Fajar di pengungsian datang tanpa keindahan. Kabut tipis bercampur asap menggantung di udara, menciptakan gradasi abu yang menyesakkan. Amina terbangun lebih awal dari biasanya. Hatinya seperti memanggil, ada yang harus ia lakukan pagi itu.
Ia berjalan menyusuri lorong-lorong sempit di antara tenda, menyapa beberapa ibu yang baru saja selesai berwudhu. Beberapa anak duduk menggosok mata, menggenggam roti kering dari sisa bantuan malam kemarin. Amina menghampiri Hamza, yang duduk termenung dengan buku gambar terbuka di pangkuannya.
"Selamat pagi, burung kecil," sapa Amina sambil duduk di sampingnya.
Hamza mengangguk pelan. Di bukunya, tergambar rumah sederhana dengan atap merah, langit biru, dan seorang ibu tersenyum di jendela.
"Mimpi semalam?" tanya Amina.
"Iya. Aku melihat ibu membacakan cerita lagi. Tapi suaranya pelan sekali. Aku bangun sebelum cerita selesai," bisik Hamza.
Amina memeluknya, tak berkata-kata. Ia tahu, tak semua cerita bisa diselesaikan, tapi setiap halaman yang dibuka adalah bukti bahwa harapan belum sepenuhnya mati.

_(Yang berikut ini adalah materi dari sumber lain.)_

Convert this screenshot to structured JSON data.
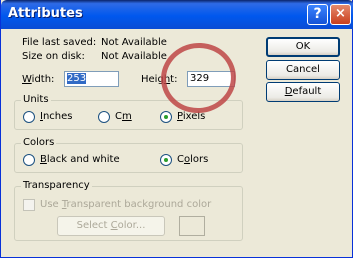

Di pos medis, Elian tengah memeriksa luka seorang remaja yang terkena pecahan dinding. Tangannya cekatan, tapi wajahnya murung. Hasan mendatanginya membawa sebotol kecil antiseptik dan menepuk bahunya.
"Kau belum tidur?"
Elian menggeleng. "Aku takut jika aku tidur, aku bermimpi tentang suara yang tak bisa aku bantu."